Hukum

Setara Institute Nilai Perpres Perlindungan Jaksa Langgar Prosedur Pembentukan Regulasi

Channel9.id – Jakarta. Ketua Dewan Nasional Setara Institute Hendardi menilai terbitnya Peraturan Presiden (Perpres) Nomor 66 Tahun 2025 tentang Perlindungan Negara terhadap Jaksa bermasalah secara hukum. Menurutnya, Perpres tersebut salah secara materiil dan formil, baik dari sisi muatan maupun prosedur pembentukannya.

Hendardi menilai peraturan itu tidak memenuhi ketentuan dalam Pasal 13 UU Nomor 12 Tahun 2011 yang mengatur bahwa muatan Perpres harus berdasarkan perintah undang-undang atau pelaksanaan peraturan pemerintah.

“Perpres sama sekali tidak mendasarkan pada UU TNI padahal Perpres tersebut melegitimasi pengerahan pasukan TNI untuk pengamanan kejaksaan, bahkan Perpres tidak untuk merujuk UU Kejaksaan itu sendiri,” kata Hendardi dalam keterangan tertulis yang diterima, Senin (26/5/2025).

Hendardi menyebut satu-satunya dasar hukum Perpres tersebut hanya Pasal 4 UUD 1945 yang menyatakan bahwa Presiden memegang kekuasaan pemerintahan. Ia menilai hal ini sebagai bentuk legalisme otokratis atau pemanfaatan hukum untuk kepentingan kekuasaan politik pemerintahan semata.

Dari sisi prosedur, Hendardi menyebut pembentukan Perpres ini tidak taat aturan karena tidak melalui program penyusunan Perpres (Progsun) maupun prosedur sah di luar Progsun. Ia menduga Perpres ini dibentuk secara instan untuk melegitimasi kerja sama Kejaksaan dan TNI yang hanya didasarkan pada nota kesepahaman atau MoU.

“Secara objektif, tidak ada ancaman sistematis dan massif yang nyata terhadap kinerja kejaksaan dalam penegakan hukum sehingga membutuhkan peraturan perundang-undangan khusus dalam bentuk Perpres,” ucapnya.

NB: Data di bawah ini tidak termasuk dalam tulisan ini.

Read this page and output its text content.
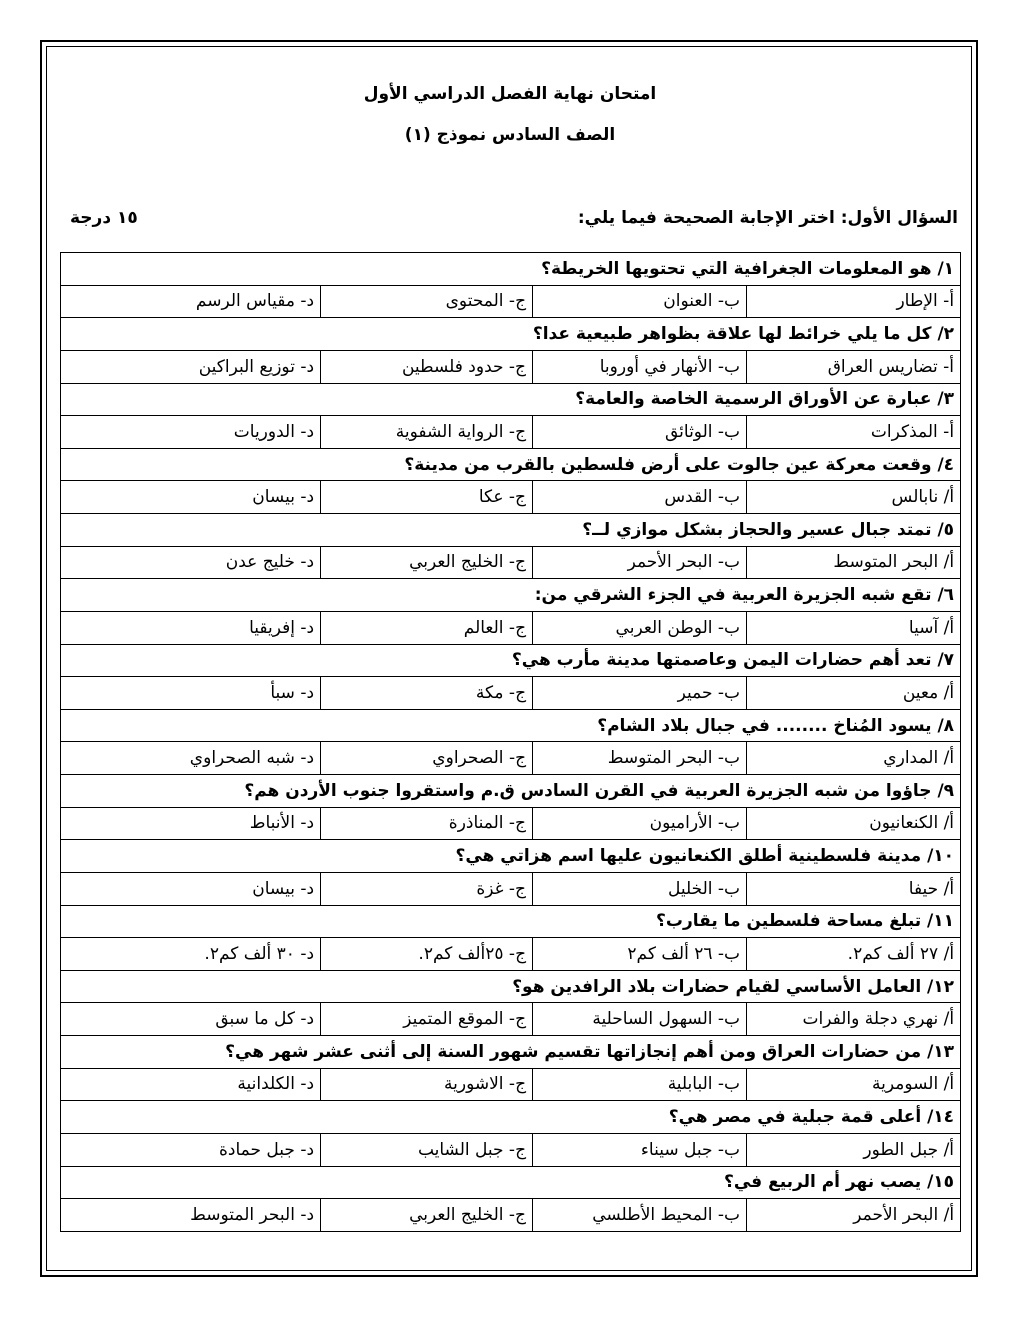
امتحان نهاية الفصل الدراسي الأول
الصف السادس نموذج (١)
السؤال الأول: اختر الإجابة الصحيحة فيما يلي:
١٥ درجة
١/ هو المعلومات الجغرافية التي تحتويها الخريطة؟			
أ- الإطار	ب- العنوان	ج- المحتوى	د- مقياس الرسم
٢/ كل ما يلي خرائط لها علاقة بظواهر طبيعية عدا؟			
أ- تضاريس العراق	ب- الأنهار في أوروبا	ج- حدود فلسطين	د- توزيع البراكين
٣/ عبارة عن الأوراق الرسمية الخاصة والعامة؟			
أ- المذكرات	ب- الوثائق	ج- الرواية الشفوية	د- الدوريات
٤/ وقعت معركة عين جالوت على أرض فلسطين بالقرب من مدينة؟			
أ/ نابالس	ب- القدس	ج- عكا	د- بيسان
٥/ تمتد جبال عسير والحجاز بشكل موازي لــ؟			
أ/ البحر المتوسط	ب- البحر الأحمر	ج- الخليج العربي	د- خليج عدن
٦/ تقع شبه الجزيرة العربية في الجزء الشرقي من:			
أ/ آسيا	ب- الوطن العربي	ج- العالم	د- إفريقيا
٧/ تعد أهم حضارات اليمن وعاصمتها مدينة مأرب هي؟			
أ/ معين	ب- حمير	ج- مكة	د- سبأ
٨/ يسود المُناخ ........ في جبال بلاد الشام؟			
أ/ المداري	ب- البحر المتوسط	ج- الصحراوي	د- شبه الصحراوي
٩/ جاؤوا من شبه الجزيرة العربية في القرن السادس ق.م واستقروا جنوب الأردن هم؟			
أ/ الكنعانيون	ب- الأراميون	ج- المناذرة	د- الأنباط
١٠/ مدينة فلسطينية أطلق الكنعانيون عليها اسم هزاتي هي؟			
أ/ حيفا	ب- الخليل	ج- غزة	د- بيسان
١١/ تبلغ مساحة فلسطين ما يقارب؟			
أ/ ٢٧ ألف كم٢.	ب- ٢٦ ألف كم٢	ج- ٢٥ألف كم٢.	د- ٣٠ ألف كم٢.
١٢/ العامل الأساسي لقيام حضارات بلاد الرافدين هو؟			
أ/ نهري دجلة والفرات	ب- السهول الساحلية	ج- الموقع المتميز	د- كل ما سبق
١٣/ من حضارات العراق ومن أهم إنجازاتها تقسيم شهور السنة إلى أثنى عشر شهر هي؟			
أ/ السومرية	ب- البابلية	ج- الاشورية	د- الكلدانية
١٤/ أعلى قمة جبلية في مصر هي؟			
أ/ جبل الطور	ب- جبل سيناء	ج- جبل الشايب	د- جبل حمادة
١٥/ يصب نهر أم الربيع في؟			
أ/ البحر الأحمر	ب- المحيط الأطلسي	ج- الخليج العربي	د- البحر المتوسط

Lebih lanjut, Hendardi menilai Perpres tersebut menimbulkan setidaknya dua dampak negatif. Pertama, hal ini akan melegalisasi keterlibatan TNI dalam proses penegakan hukum oleh kejaksaan yang seharusnya bersifat sipil.

“Kedua, Perpres akan secara lebih terbuka memantik gesekan dan mencampuradukan kewenangan khususnya antara tiga lembaga; Kejaksaan, Polri dan TNI,” kata Hendardi.

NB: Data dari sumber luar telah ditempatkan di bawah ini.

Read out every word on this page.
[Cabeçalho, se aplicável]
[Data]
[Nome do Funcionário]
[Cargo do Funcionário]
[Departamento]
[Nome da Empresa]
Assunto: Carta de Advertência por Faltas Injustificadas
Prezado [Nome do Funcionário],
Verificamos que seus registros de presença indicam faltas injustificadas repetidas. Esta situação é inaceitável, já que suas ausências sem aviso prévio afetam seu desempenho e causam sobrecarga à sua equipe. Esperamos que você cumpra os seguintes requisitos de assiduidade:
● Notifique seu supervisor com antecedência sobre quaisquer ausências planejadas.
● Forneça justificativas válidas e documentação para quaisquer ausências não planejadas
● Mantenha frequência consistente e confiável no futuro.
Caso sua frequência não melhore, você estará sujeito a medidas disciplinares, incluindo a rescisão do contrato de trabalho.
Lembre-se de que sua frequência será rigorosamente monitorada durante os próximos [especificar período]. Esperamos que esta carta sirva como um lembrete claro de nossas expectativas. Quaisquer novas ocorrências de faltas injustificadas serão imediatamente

Menurut Hendardi, Presiden seharusnya fokus memperbaiki integritas dan profesionalitas penegakan hukum sipil daripada memberikan ruang bagi militerisme. Ia mengingatkan bahwa keterlibatan aparat penegak hukum dalam berbagai tindak pidana telah merusak kepercayaan publik dan melemahkan hukum.

“Presiden juga mesti memberikan perhatian besar bagi penegakan hukum militer dan peningkatan profesionalitas militer di bidang pertahanan, bukan malah menarik-narik militer ke dalam jabatan dan penegakan hukum sipil yang justru mendistraksi profesionalitas militer dalam pertahanan negara,” tulisnya.

Sebelumnya, Presiden Prabowo Subianto menerbitkan Perpres Nomor 66 Tahun 2025 tentang Perlindungan Negara Terhadap Jaksa dalam Melaksanakan Tugas dan Fungsi Kejaksaan Republik Indonesia. Perpres Nomor 66 Tahun 2025 itu ditetapkan Prabowo pada 21 Mei 2025.

Dalam Pasal 1 ayat (1), disebutkan bahwa perlindungan negara dimaksudkan untuk memberikan jaminan rasa aman yang diberikan oleh negara dari ancaman yang membahayakan diri, jiwa, dan/atau harta benda.

Ancaman yang dimaksud segala bentuk perbuatan yang menimbulkan akibat, baik langsung maupun tidak langsung yang menimbulkan rasa takut atau paksaan untuk melakukan, tidak melakukan, atau membiarkan dilakukan sesuatu hal yang berkenaan dengan pelaksanaan wewenang, tugas, dan fungsi jaksa.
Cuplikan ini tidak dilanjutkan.